Two days later, on the 11th, 12 of 14 members who sit under the presidency of Commissioner Samantha Pace Gasan in the Council for the Rights of Persons with Disability issued a statement saying that the Commissioner expressed a view they disagreed with. They disagreed with it very strongly. They described the opinion as “seriously undermining of the work of the Maltese movement of persons with disability over the last decades”.
Some background. Both the Commissioner and the Council for the Rights of Persons with Disability are established by the law. The Commissioner and the Council are chosen by the government. The government can hire to the position of Commissioner anyone, preferably a person with disability.
The government is however required to appoint to the Council 9 “representatives of voluntary organisations of persons with disability”, and representatives from the University, service providers, residential homes, and the Opposition. The government only really gets a free hand appointing one person of its own choice, and of course the Chairperson who presides.
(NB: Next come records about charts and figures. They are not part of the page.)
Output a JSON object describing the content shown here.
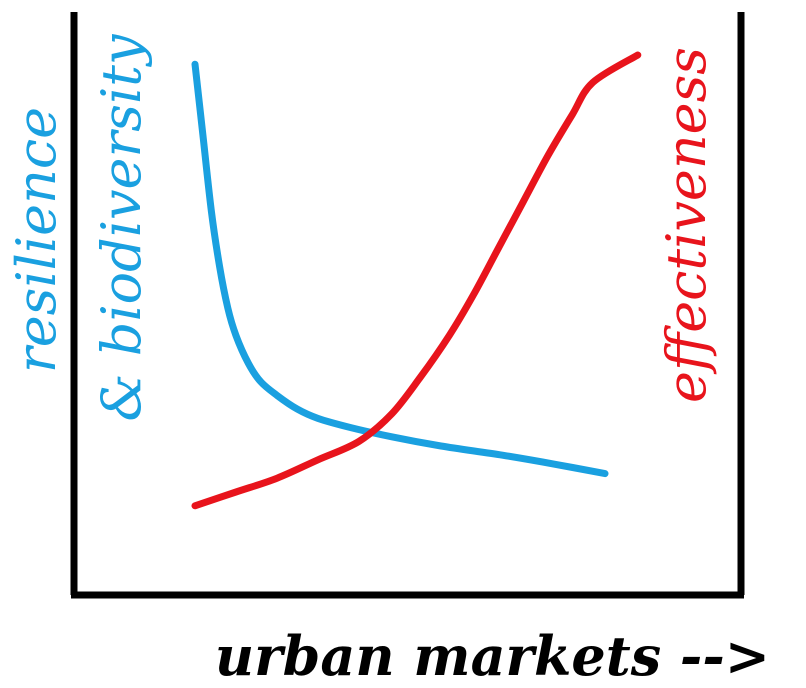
{
  "chart_data": {
    "type": "line",
    "xlabel": "urban markets -->",
    "ylabel_left": [
      "resilience",
      "& biodiversity"
    ],
    "ylabel_right": "effectiveness",
    "grid": false,
    "legend": "none",
    "x_ticks_shown": false,
    "y_ticks_shown": false,
    "xlim": [
      0,
      1
    ],
    "ylim": [
      0,
      1
    ],
    "series": [
      {
        "name": "resilience & biodiversity",
        "axis": "left",
        "color": "#1aa0e0",
        "x": [
          0.0,
          0.02,
          0.04,
          0.06,
          0.08,
          0.1,
          0.13,
          0.16,
          0.2,
          0.25,
          0.3,
          0.38,
          0.48,
          0.6,
          0.75,
          0.88,
          1.0
        ],
        "y": [
          0.98,
          0.82,
          0.66,
          0.54,
          0.45,
          0.39,
          0.33,
          0.29,
          0.26,
          0.23,
          0.21,
          0.19,
          0.17,
          0.15,
          0.13,
          0.11,
          0.09
        ]
      },
      {
        "name": "effectiveness",
        "axis": "right",
        "color": "#e8141c",
        "x": [
          0.0,
          0.1,
          0.2,
          0.3,
          0.4,
          0.48,
          0.55,
          0.62,
          0.68,
          0.74,
          0.8,
          0.86,
          0.92,
          0.97,
          1.08
        ],
        "y": [
          0.02,
          0.05,
          0.08,
          0.12,
          0.16,
          0.22,
          0.3,
          0.39,
          0.48,
          0.58,
          0.68,
          0.78,
          0.87,
          0.94,
          1.0
        ]
      }
    ]
  }
}
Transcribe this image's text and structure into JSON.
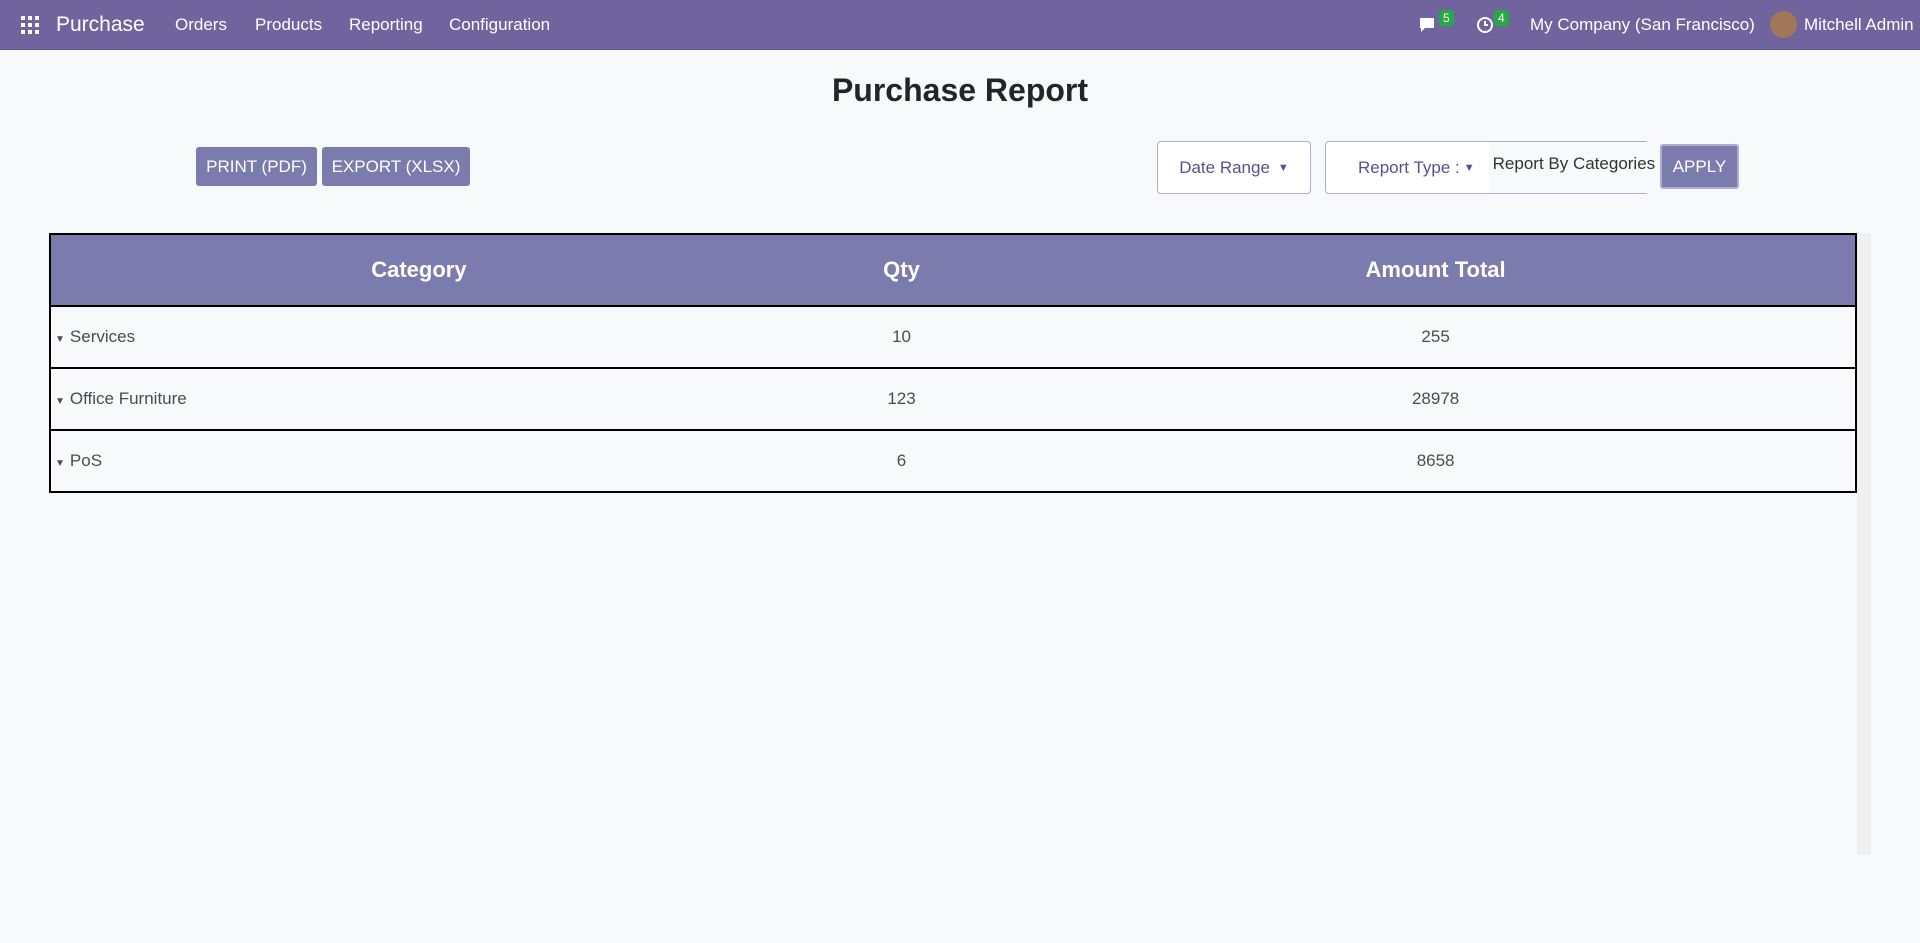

Right or wrong this episode has shown that the government-appointed commissioner has expressed a categorical view in a matter of national controversy either without asking the Council what they thought about it or by overruling them. She didn’t clarify this was her opinion. She expressed what she presented as official policy of the Commission which meant that it was reasonable for the public to understand by that that she was speaking in the interests of persons with disability and in representation of the opinion broadly held by people who operate in the sector.
She didn’t. It wasn’t.
The Commissioner does not report to the Council. She is appointed separately. But she is forced by law to sit in committee with them as the law expects the Council to better represent the interests of the people she’s meant to care for and act on behalf of, i.e., persons with disability, than anyone they might handpick for the job.
You may agree or disagree with how the Council members feel about the subject but you can’t ignore the fact that the law empowers them to speak in representation of the sector and of persons with disability.
I can’t see how Samantha Pace Gasan can continue to function in her role after this breakdown of relations with the Council she presides. All but one took the time to make a public statement to disagree with her and to criticise her for having the audacity to claim to be speaking publicly on their behalf. All but one made a public statement that she had misrepresented them publicly. There’s a breach of trust that cannot be ignored unless the government intends to retain a person more concern with representing its views rather than the views of persons with disability.